I have two functions that compute the same metric. One ends up using a list comprehension to cycle through a calculation, the other uses only numpy tensor operations. The functions take in a (N, 3) array, where N is the number of points in 3D space. When N <~ 3000 the tensor function is faster, when N >~ 3000 the list comprehension is faster. Both seem to have linear time complexity in terms of N i.e two time-N lines cross at N=~3000.
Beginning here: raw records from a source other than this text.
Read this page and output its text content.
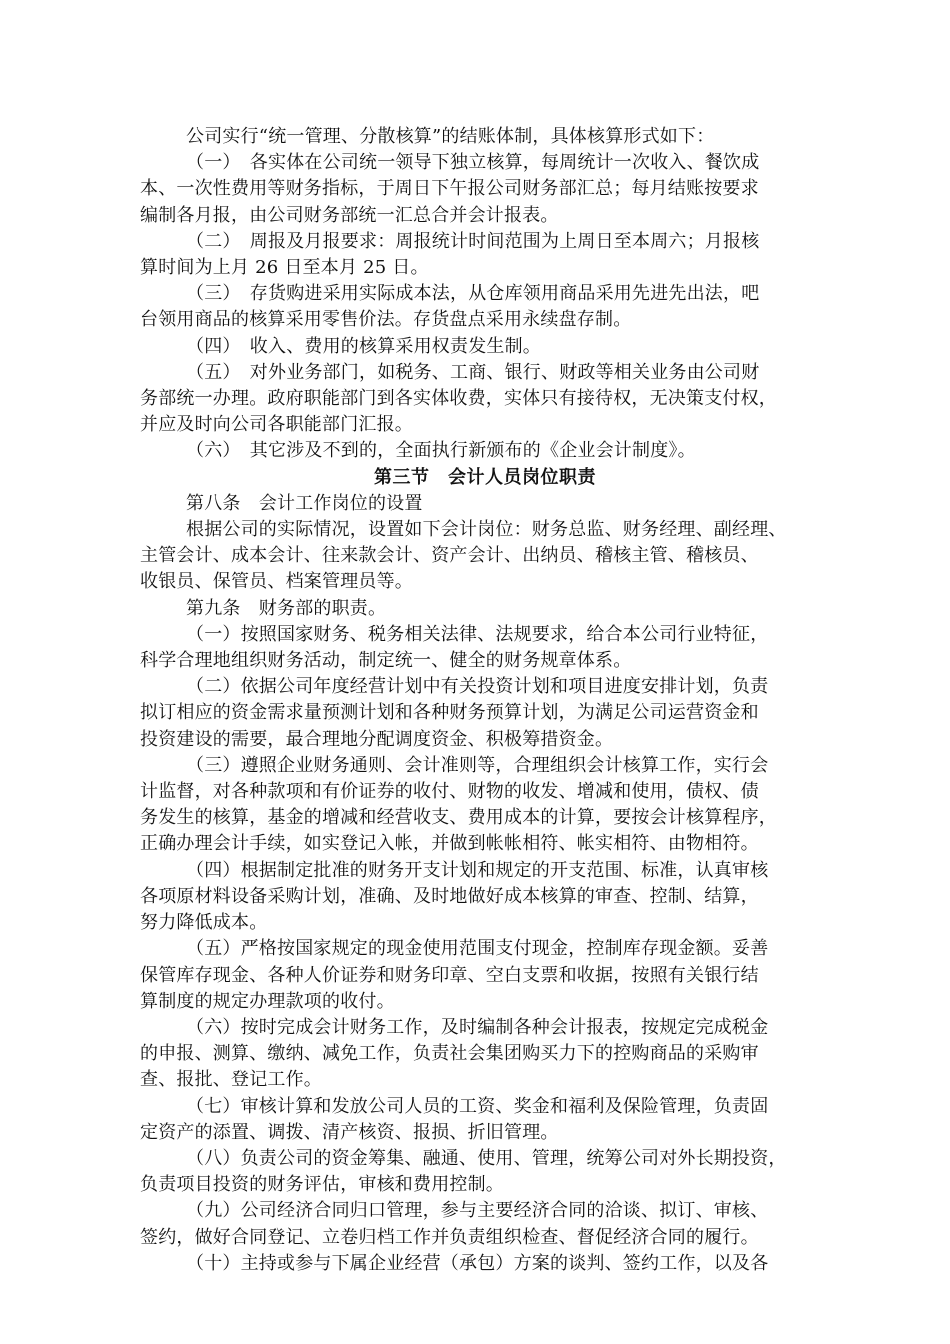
公司实行“统一管理、分散核算”的结账体制，具体核算形式如下：

（一）　各实体在公司统一领导下独立核算，每周统计一次收入、餐饮成

本、一次性费用等财务指标，于周日下午报公司财务部汇总；每月结账按要求

编制各月报，由公司财务部统一汇总合并会计报表。

（二）　周报及月报要求：周报统计时间范围为上周日至本周六；月报核

算时间为上月 26 日至本月 25 日。

（三）　存货购进采用实际成本法，从仓库领用商品采用先进先出法，吧

台领用商品的核算采用零售价法。存货盘点采用永续盘存制。

（四）　收入、费用的核算采用权责发生制。

（五）　对外业务部门，如税务、工商、银行、财政等相关业务由公司财

务部统一办理。政府职能部门到各实体收费，实体只有接待权，无决策支付权，

并应及时向公司各职能部门汇报。

（六）　其它涉及不到的，全面执行新颁布的《企业会计制度》。

第三节　会计人员岗位职责

第八条　会计工作岗位的设置

根据公司的实际情况，设置如下会计岗位：财务总监、财务经理、副经理、

主管会计、成本会计、往来款会计、资产会计、出纳员、稽核主管、稽核员、

收银员、保管员、档案管理员等。

第九条　财务部的职责。

（一）按照国家财务、税务相关法律、法规要求，给合本公司行业特征，

科学合理地组织财务活动，制定统一、健全的财务规章体系。

（二）依据公司年度经营计划中有关投资计划和项目进度安排计划，负责

拟订相应的资金需求量预测计划和各种财务预算计划，为满足公司运营资金和

投资建设的需要，最合理地分配调度资金、积极筹措资金。

（三）遵照企业财务通则、会计准则等，合理组织会计核算工作，实行会

计监督，对各种款项和有价证券的收付、财物的收发、增减和使用，债权、债

务发生的核算，基金的增减和经营收支、费用成本的计算，要按会计核算程序，

正确办理会计手续，如实登记入帐，并做到帐帐相符、帐实相符、由物相符。

（四）根据制定批准的财务开支计划和规定的开支范围、标准，认真审核

各项原材料设备采购计划，准确、及时地做好成本核算的审查、控制、结算，

努力降低成本。

（五）严格按国家规定的现金使用范围支付现金，控制库存现金额。妥善

保管库存现金、各种人价证券和财务印章、空白支票和收据，按照有关银行结

算制度的规定办理款项的收付。

（六）按时完成会计财务工作，及时编制各种会计报表，按规定完成税金

的申报、测算、缴纳、减免工作，负责社会集团购买力下的控购商品的采购审

查、报批、登记工作。

（七）审核计算和发放公司人员的工资、奖金和福利及保险管理，负责固

定资产的添置、调拨、清产核资、报损、折旧管理。

（八）负责公司的资金筹集、融通、使用、管理，统筹公司对外长期投资，

负责项目投资的财务评估，审核和费用控制。

（九）公司经济合同归口管理，参与主要经济合同的洽谈、拟订、审核、

签约，做好合同登记、立卷归档工作并负责组织检查、督促经济合同的履行。

（十）主持或参与下属企业经营（承包）方案的谈判、签约工作，以及各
def approximate_area_loop(section, num_area_divisions):
n_a_d = num_area_divisions
interp_vectors = get_section_interp_(section)
a1 = section[:-1]
b1 = section[1:]
a2 = interp_vectors[:-1]
b2 = interp_vectors[1:]
c = lambda u: (1 - u) * a1 + u * a2
d = lambda u: (1 - u) * b1 + u * b2
x = lambda u, v: (1 - v) * c(u) + v * d(u)
area = np.sum([np.linalg.norm(np.cross((x((i + 1)/n_a_d, j/n_a_d) - x(i/n_a_d, j/n_a_d)),\
(x(i/n_a_d, (j +1)/n_a_d) - x(i/n_a_d, j/n_a_d))), axis = 1)\
for i in range(n_a_d) for j in range(n_a_d)])
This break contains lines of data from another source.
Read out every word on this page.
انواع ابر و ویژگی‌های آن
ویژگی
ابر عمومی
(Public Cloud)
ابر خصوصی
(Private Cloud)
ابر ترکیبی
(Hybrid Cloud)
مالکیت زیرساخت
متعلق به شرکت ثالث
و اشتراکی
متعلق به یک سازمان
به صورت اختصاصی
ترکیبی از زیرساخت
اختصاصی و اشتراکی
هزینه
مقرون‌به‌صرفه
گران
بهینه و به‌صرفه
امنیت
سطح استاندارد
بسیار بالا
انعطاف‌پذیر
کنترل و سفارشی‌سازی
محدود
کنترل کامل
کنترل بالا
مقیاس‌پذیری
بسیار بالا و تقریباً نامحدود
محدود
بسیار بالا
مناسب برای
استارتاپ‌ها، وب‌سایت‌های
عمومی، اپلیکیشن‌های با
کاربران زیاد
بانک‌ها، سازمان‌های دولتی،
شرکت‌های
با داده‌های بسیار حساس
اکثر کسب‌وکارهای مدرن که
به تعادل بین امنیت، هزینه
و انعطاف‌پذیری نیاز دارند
Dt = section[-1, 0] - section[0, 0]
return area, Dt
def approximate_area_tensor(section, num_area_divisions):
divisors = np.linspace(0, 1, num_area_divisions + 1)
interp_vectors = get_section_interp_(section)
a1 = section[:-1]
b1 = section[1:]
a2 = interp_vectors[:-1]
b2 = interp_vectors[1:]
c = np.multiply.outer(a1, (1 - divisors)) + np.multiply.outer(a2, divisors) # c_areas_vecs_divs
d = np.multiply.outer(b1, (1 - divisors)) + np.multiply.outer(b2, divisors) # d_areas_vecs_divs
x = np.multiply.outer(c, (1 - divisors)) + np.multiply.outer(d, divisors) # x_areas_vecs_Divs_divs
u = x[:, :, 1:, :-1] - x[:, :, :-1, :-1] # u_areas_vecs_Divs_divs
v = x[:, :, :-1, 1:] - x[:, :, :-1, :-1] # v_areas_vecs_Divs_divs
sub_area_norm_vecs = np.cross(u, v, axis = 1) # areas_crosses_Divs_divs
sub_areas = np.linalg.norm(sub_area_norm_vecs, axis = 1) # areas_Divs_divs (values are now sub areas)
area = np.sum(sub_areas)
Dt = section[-1, 0] - section[0, 0]
return area, Dt
Why does the list comprehension version work faster at large N? Surely the tensor version should be faster? I'm wondering if it's something to do with the size of the calculations meaning it's too big to be done in cache? Please ask if I haven't included enough information, I'd really like to get to the bottom of this.